I stepped back from the wall to admire my new shadow box. I’d just had it framed. The piece fit perfectly into an empty space on my dining room wall. Inside the box was a doll my soldier brother John had sent me in Georgia from Vietnam back in 1966. Every time I moved, the doll moved with me, but I never seemed to find the right place to put her. She usually wound up tucked away in a drawer somewhere. Now, 45 years after receiving her, I’d finally found a great way to display her.

I had kept that doll with me for so long as a reminder of my gratitude that John was able to return home safe—and a memorial to those who weren’t. You see, the shadow box also contained a second memento of Vietnam. A metal bracelet, wrapped around the doll’s waist, was engraved with the name of a soldier and the date he went missing in action: Robert Dyczkowski, April 24, 1966.

Bracelets like these were popular during the war. They were part of a national program. For a small donation, you received the name of a soldier who was either being held prisoner or missing in action. The names were selected and sent at random. When the soldier came home or his death was confirmed, you received a notice. Only then were you supposed to take it off.

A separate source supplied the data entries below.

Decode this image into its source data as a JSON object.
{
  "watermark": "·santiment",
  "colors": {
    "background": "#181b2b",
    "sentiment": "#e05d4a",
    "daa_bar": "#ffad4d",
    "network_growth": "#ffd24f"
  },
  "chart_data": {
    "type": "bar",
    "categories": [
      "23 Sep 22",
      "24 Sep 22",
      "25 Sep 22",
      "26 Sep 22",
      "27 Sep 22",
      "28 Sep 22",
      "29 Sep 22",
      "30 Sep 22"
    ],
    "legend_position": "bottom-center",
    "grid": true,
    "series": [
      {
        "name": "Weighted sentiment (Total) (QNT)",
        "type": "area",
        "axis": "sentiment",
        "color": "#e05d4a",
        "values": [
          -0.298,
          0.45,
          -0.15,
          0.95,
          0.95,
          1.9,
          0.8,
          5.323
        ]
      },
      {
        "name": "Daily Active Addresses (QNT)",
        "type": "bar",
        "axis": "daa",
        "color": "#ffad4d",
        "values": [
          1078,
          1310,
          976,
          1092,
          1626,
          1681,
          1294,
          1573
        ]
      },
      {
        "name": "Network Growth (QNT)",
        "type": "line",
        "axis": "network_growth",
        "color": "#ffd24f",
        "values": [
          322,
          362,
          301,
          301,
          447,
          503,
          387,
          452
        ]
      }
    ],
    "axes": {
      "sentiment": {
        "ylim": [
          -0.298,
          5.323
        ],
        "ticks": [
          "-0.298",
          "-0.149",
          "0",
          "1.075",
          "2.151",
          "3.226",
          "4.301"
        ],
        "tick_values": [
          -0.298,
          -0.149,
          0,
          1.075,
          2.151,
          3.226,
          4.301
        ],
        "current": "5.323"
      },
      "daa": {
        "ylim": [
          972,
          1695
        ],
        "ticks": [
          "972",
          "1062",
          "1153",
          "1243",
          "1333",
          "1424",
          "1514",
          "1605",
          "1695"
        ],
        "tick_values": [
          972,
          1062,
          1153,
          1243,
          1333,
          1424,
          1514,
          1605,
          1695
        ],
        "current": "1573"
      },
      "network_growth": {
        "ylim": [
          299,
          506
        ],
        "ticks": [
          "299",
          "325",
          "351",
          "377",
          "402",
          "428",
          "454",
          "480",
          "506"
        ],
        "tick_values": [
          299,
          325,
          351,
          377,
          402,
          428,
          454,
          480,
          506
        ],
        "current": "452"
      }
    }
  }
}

I never received a notice for Robert Dyczkowski. I wore my bracelet for years. I finally took it off when I was wheeled into the delivery room to give birth to my daughter—and only because the doctor insisted.

After that, I stopped wearing the bracelet but kept it with me, even after the war ended. I fastened it around the doll’s waist to make sure it didn’t get misplaced. Though we’d never met, I felt connected to Robert, responsible for honoring his memory. I wondered—did Robert have people who missed him? Family out there who had lost their son, husband or brother, anxious to learn what had happened to him? If it had been John who didn’t come back, it would’ve been comforting to think that perhaps there was one more person out there still thinking of him. Once the internet became available, I made attempts to search for Robert online, looked for his name on the wall in Washington, D.C. But I never found any answers.

My housekeeper knocked at the door, startling me from my thoughts. I left the dining room to let her in. “Hi, Violet!” I said. “How’s your family?”

“Everyone’s well,” she said. “My mother says it’s been raining a lot back in Poland.” Violet and her husband had both emigrated from there.

I soon left her to go get ready for work. I was reaching for my jacket when I heard Violet urgently call from another room.

“Lynn! Lynn!”

I found her in the dining room. “What is it? Did something fall?”

“No,” Violet said. “How long has that been there?” She pointed to the shadow box on the wall.

“Oh, that,” I said, relieved. “I just put it up this morning. The doll is from Vietnam. My brother sent her to me way back when he served during the war there. Isn’t she pretty?”

Violet shook her head. “Not the doll—the bracelet!” She said. “Where did you get it? It has a name on it.…”

Of course! Violet was only in her twenties and from another country. She would know nothing about POW bracelets. I explained the program to her and why I’d framed mine with the doll.

“I still kind of think of him as my soldier,” I said. “But they were never able to find him.”

Violet’s eyes grew wide. “They did find him,” she said. “I should know—Robert Dyczkowski is my husband’s great-uncle!”

I listened in shock as Violet told me, at long last, the fate of Robert Dyczkowski.

“They found the wreckage of his plane in the late 1990s,” she said, “and were able to identify his remains. He’s buried in Arlington Cemetery. He was even promoted posthumously to colonel.”

I looked back at the name on my bracelet, the metal now dull with age. The name of a soldier from upstate New York, sent to a young woman in Georgia, who grew up, moved many times and met a girl from Poland, who turned out to know of him.

A name sent to me at random…or was it?